Quantitative analysis of wild-type and spik-1 pollen fate in vitro. (A,B) Quantification of germinated grains and developed tubes in (A) wild-type (wt) and (B) spik-1 pollen populations. The germination medium contained either 0.1 or 1 mM K⁺. Means ± SE of three independent experiments, each one including three replicates (at least 200 pollen grains per replicate).
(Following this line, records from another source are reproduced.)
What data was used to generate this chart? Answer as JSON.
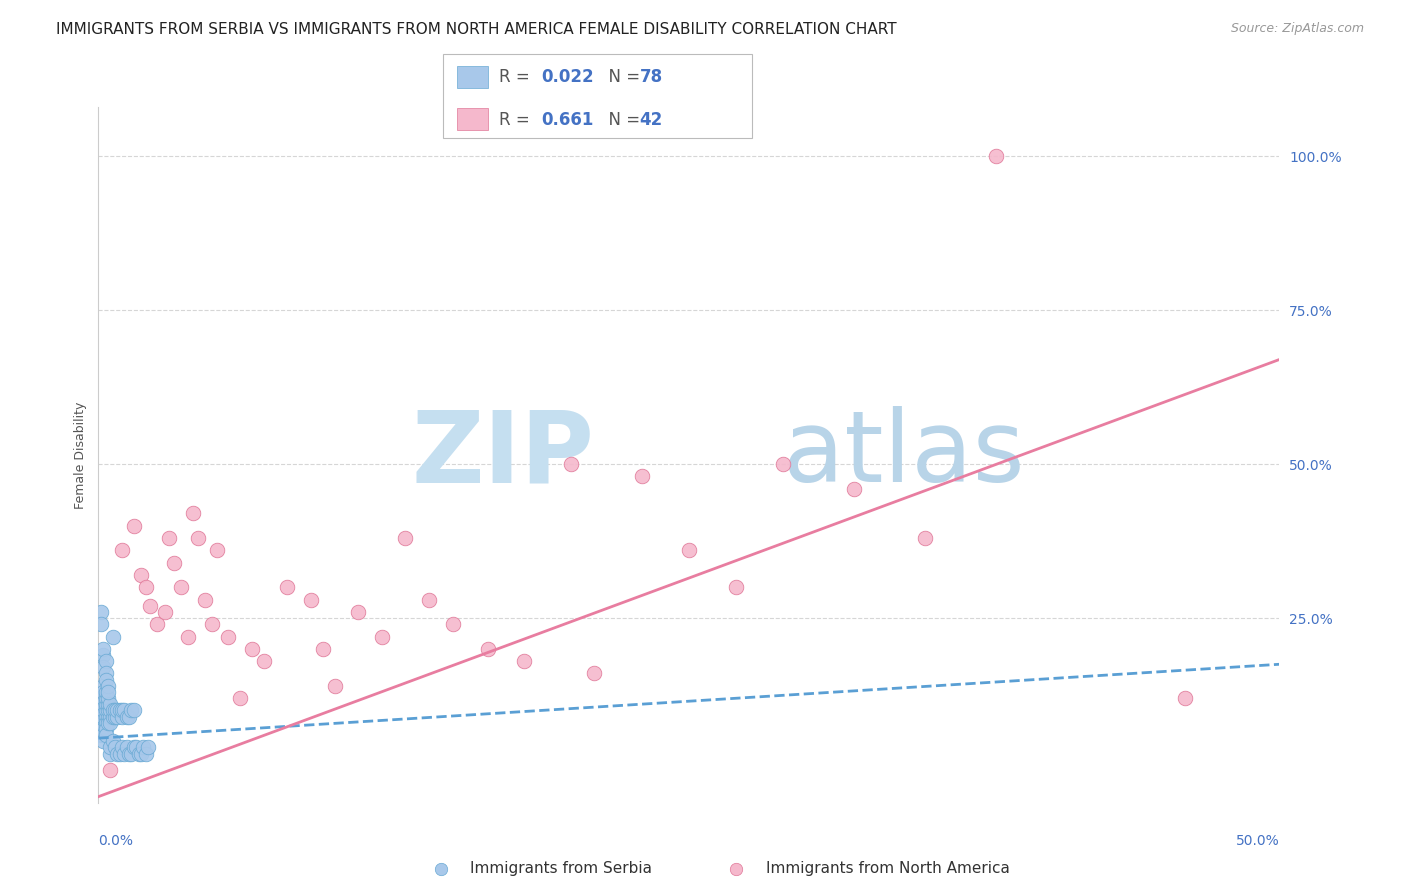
{
  "title": "IMMIGRANTS FROM SERBIA VS IMMIGRANTS FROM NORTH AMERICA FEMALE DISABILITY CORRELATION CHART",
  "source": "Source: ZipAtlas.com",
  "ylabel": "Female Disability",
  "xlim": [
    0.0,
    0.5
  ],
  "ylim": [
    -0.05,
    1.08
  ],
  "yticks": [
    0.0,
    0.25,
    0.5,
    0.75,
    1.0
  ],
  "ytick_labels": [
    "",
    "25.0%",
    "50.0%",
    "75.0%",
    "100.0%"
  ],
  "serbia_color": "#a8c8ea",
  "serbia_edge": "#6aaad4",
  "na_color": "#f5b8cc",
  "na_edge": "#e07898",
  "serbia_R": "0.022",
  "serbia_N": "78",
  "na_R": "0.661",
  "na_N": "42",
  "legend_label_serbia": "Immigrants from Serbia",
  "legend_label_na": "Immigrants from North America",
  "serbia_trend_x": [
    0.0,
    0.5
  ],
  "serbia_trend_y": [
    0.055,
    0.175
  ],
  "na_trend_x": [
    0.0,
    0.5
  ],
  "na_trend_y": [
    -0.04,
    0.67
  ],
  "serbia_points_x": [
    0.001,
    0.001,
    0.001,
    0.001,
    0.001,
    0.001,
    0.001,
    0.002,
    0.002,
    0.002,
    0.002,
    0.002,
    0.002,
    0.002,
    0.002,
    0.002,
    0.002,
    0.002,
    0.003,
    0.003,
    0.003,
    0.003,
    0.003,
    0.003,
    0.003,
    0.003,
    0.004,
    0.004,
    0.004,
    0.004,
    0.004,
    0.005,
    0.005,
    0.005,
    0.005,
    0.006,
    0.006,
    0.006,
    0.007,
    0.007,
    0.008,
    0.008,
    0.009,
    0.01,
    0.01,
    0.011,
    0.012,
    0.013,
    0.014,
    0.015,
    0.001,
    0.001,
    0.002,
    0.002,
    0.002,
    0.003,
    0.003,
    0.003,
    0.004,
    0.004,
    0.005,
    0.005,
    0.006,
    0.007,
    0.008,
    0.009,
    0.01,
    0.011,
    0.012,
    0.013,
    0.014,
    0.015,
    0.016,
    0.017,
    0.018,
    0.019,
    0.02,
    0.021
  ],
  "serbia_points_y": [
    0.08,
    0.09,
    0.1,
    0.11,
    0.12,
    0.07,
    0.06,
    0.08,
    0.09,
    0.1,
    0.11,
    0.12,
    0.13,
    0.07,
    0.06,
    0.05,
    0.14,
    0.13,
    0.09,
    0.1,
    0.11,
    0.08,
    0.12,
    0.07,
    0.13,
    0.06,
    0.09,
    0.1,
    0.11,
    0.08,
    0.12,
    0.09,
    0.1,
    0.11,
    0.08,
    0.09,
    0.1,
    0.22,
    0.09,
    0.1,
    0.09,
    0.1,
    0.1,
    0.09,
    0.1,
    0.1,
    0.09,
    0.09,
    0.1,
    0.1,
    0.26,
    0.24,
    0.19,
    0.2,
    0.17,
    0.18,
    0.16,
    0.15,
    0.14,
    0.13,
    0.03,
    0.04,
    0.05,
    0.04,
    0.03,
    0.03,
    0.04,
    0.03,
    0.04,
    0.03,
    0.03,
    0.04,
    0.04,
    0.03,
    0.03,
    0.04,
    0.03,
    0.04
  ],
  "na_points_x": [
    0.005,
    0.01,
    0.015,
    0.018,
    0.02,
    0.022,
    0.025,
    0.028,
    0.03,
    0.032,
    0.035,
    0.038,
    0.04,
    0.042,
    0.045,
    0.048,
    0.05,
    0.055,
    0.06,
    0.065,
    0.07,
    0.08,
    0.09,
    0.095,
    0.1,
    0.11,
    0.12,
    0.13,
    0.14,
    0.15,
    0.165,
    0.18,
    0.2,
    0.21,
    0.23,
    0.25,
    0.27,
    0.29,
    0.32,
    0.35,
    0.38,
    0.46
  ],
  "na_points_y": [
    0.003,
    0.36,
    0.4,
    0.32,
    0.3,
    0.27,
    0.24,
    0.26,
    0.38,
    0.34,
    0.3,
    0.22,
    0.42,
    0.38,
    0.28,
    0.24,
    0.36,
    0.22,
    0.12,
    0.2,
    0.18,
    0.3,
    0.28,
    0.2,
    0.14,
    0.26,
    0.22,
    0.38,
    0.28,
    0.24,
    0.2,
    0.18,
    0.5,
    0.16,
    0.48,
    0.36,
    0.3,
    0.5,
    0.46,
    0.38,
    1.0,
    0.12
  ],
  "watermark_zip": "ZIP",
  "watermark_atlas": "atlas",
  "watermark_color_zip": "#c5dff0",
  "watermark_color_atlas": "#b8d4e8",
  "title_fontsize": 11,
  "axis_label_fontsize": 9,
  "tick_fontsize": 10,
  "legend_fontsize": 11,
  "source_fontsize": 9,
  "serbia_trend_color": "#5a9fd4",
  "na_trend_color": "#e87da0",
  "background_color": "#ffffff",
  "grid_color": "#cccccc"
}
The differences between the percentages of developed tubes in the wild-type and the spik-1 populations are significant (P < 10⁻⁵, t-test) in both media. (C) Effect of external K⁺ concentration on wild-type (wt) and spik-1 pollen tube length. K⁺ concentrations below 100 μM were obtained by supplementing the 100 μM germination medium with the K⁺ chelator tetraphenylborate (TPB). Addition of 20 μM, 50 μM, and 100 μM TPB was calculated to reduce the free K⁺ concentrations to 80 μM, 50μM, and 5 μM (lowest concentration shown in the graph), respectively (see Materials and Methods). Mean ± SE for at least 300 tubes (SE bars smaller than the symbol size). Lines show hyperbolic fits to the data (least squares fits): apparent K_M of 50 and 61 mM for wild-type and spik-1 pollen grains, respectively. (D,E) Effect of Cs⁺ on percentage of developed tubes (D) and tube length (E) for wild-type (black bars) or spik-1 (gray bars) pollen grains. Either 2 mM NaCl (control treatment) or 2 mM CsCl was added to 1 mM K⁺ germination medium. Mean ± SE for at least 800 pollen grains (D) and 50 pollen tubes (E) in both treatments. The depressive effect of Cs⁺ is significant (P < 10⁻³) in each genotype.